In a number of regards, Balinese painting of the Renewal period
retains features of the pre-colonial style - features which serve to distinguish Balinese
painting from that of the West. A modern Western painting, for example, is
centered around one or several central objects, forms or/and color surfaces. This makes it
easy for the viewer to grasp the theme right away, if the work is figurative, or
appreciate its composition intuitively, if it is abstract. In Balinese paintings of the
Renewal period, as in those of the more recent schools of painting such as Batuan,
Pengosekan, Penestanan and Padangtegal, however, the surface of the canvas so fully
occupied that no particular object stands out, either thematically or visually. Such dense
occupation of the canvas derives from pre-colonial wayang style of painting and is
suggestive of a mystic world in which niskala (otherworldly) as equally present as sekala
ones (those of the material world).
Another feature of Balinese painting is the tight and generalized
patterning. A modern Western painting is always uniquely structured and made
up of unpredictable forms. By contrast, Balinese painting of the Renewal period contains
no surprises whatsoever. Rather, it consists of a combination of a limited number of
graphic patterns and sub-patterns regularly distributed over the surface of the canvas.

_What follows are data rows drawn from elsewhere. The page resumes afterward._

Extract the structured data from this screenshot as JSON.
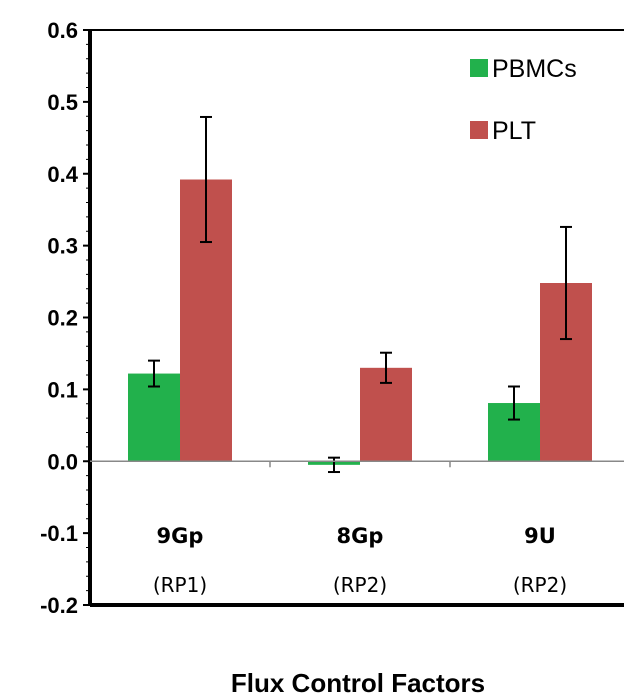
{
  "chart_data": {
    "type": "bar",
    "categories": [
      "9Gp",
      "8Gp",
      "9U"
    ],
    "category_sublabels": [
      "(RP1)",
      "(RP2)",
      "(RP2)"
    ],
    "series": [
      {
        "name": "PBMCs",
        "color": "#22b14c",
        "values": [
          0.122,
          -0.005,
          0.081
        ],
        "errors": [
          0.018,
          0.01,
          0.023
        ]
      },
      {
        "name": "PLT",
        "color": "#c0504d",
        "values": [
          0.392,
          0.13,
          0.248
        ],
        "errors": [
          0.087,
          0.021,
          0.078
        ]
      }
    ],
    "xlabel": "Flux Control Factors",
    "ylim": [
      -0.2,
      0.6
    ],
    "yticks": [
      "-0.2",
      "-0.1",
      "0.0",
      "0.1",
      "0.2",
      "0.3",
      "0.4",
      "0.5",
      "0.6"
    ],
    "legend": "top-right"
  }
}
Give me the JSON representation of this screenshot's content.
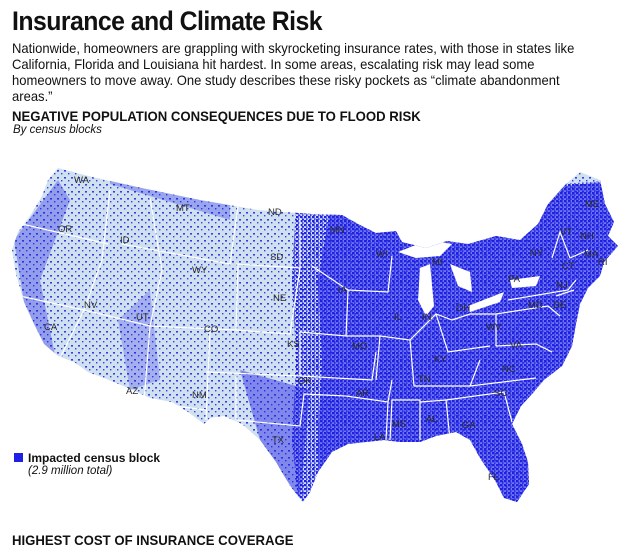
{
  "header": {
    "title": "Insurance and Climate Risk",
    "intro": "Nationwide, homeowners are grappling with skyrocketing insurance rates, with those in states like California, Florida and Louisiana hit hardest. In some areas, escalating risk may lead some homeowners to move away. One study describes these risky pockets as “climate abandonment areas.”"
  },
  "map": {
    "title": "NEGATIVE POPULATION CONSEQUENCES DUE TO FLOOD RISK",
    "subtitle": "By census blocks",
    "colors": {
      "land": "#cfe0ef",
      "impacted": "#1f1fe6",
      "border": "#ffffff"
    },
    "state_labels": [
      "WA",
      "OR",
      "ID",
      "MT",
      "ND",
      "SD",
      "WY",
      "NE",
      "NV",
      "UT",
      "CO",
      "KS",
      "CA",
      "AZ",
      "NM",
      "TX",
      "OK",
      "MN",
      "IA",
      "MO",
      "AR",
      "LA",
      "WI",
      "IL",
      "MI",
      "IN",
      "OH",
      "KY",
      "TN",
      "MS",
      "AL",
      "GA",
      "FL",
      "SC",
      "NC",
      "VA",
      "WV",
      "PA",
      "NY",
      "ME",
      "VT",
      "NH",
      "MA",
      "CT",
      "RI",
      "NJ",
      "DE",
      "MD"
    ],
    "legend": {
      "label": "Impacted census block",
      "total": "(2.9 million total)"
    }
  },
  "footer": {
    "next_section_title": "HIGHEST COST OF INSURANCE COVERAGE"
  }
}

For example, there are three or four types of eyes, five or six kinds of posture, seven or
eight different head-dresses, etc. Balinese apprentice painters are taught only a limited
number of forms or patterns, and may use only these, with marginal modifications or
improvements. Rather than to assert their liberty and originality of expression, the task
of a Balinese painter is to reproduce given forms and narrative themes in the manner they
have been taught. And for as long as they stay rooted in such traditions of
apprenticeship, the various village-based schools of the Renewal Movement remain more
aptly classified neo-traditional than truly modern.
SCHOOLING AND IDENTITY
Not until they began to attend state art institutions in Java, such
as the Institute of Technology in Bandung (ITB) and the ASRI art school in Yogya, were
Balinese artists afforded the opportunity to reinterpret the aesthetics that their
predecessors had failed to question. State schooling gave birth to a second wave of change
in Balinese painting which took momentum in the fifties. By this time, the quest for an
aesthetic (an aesthetic which was lager rejected) had became a goal in itself, and
tradition ceased being a state of being and became instead a statement.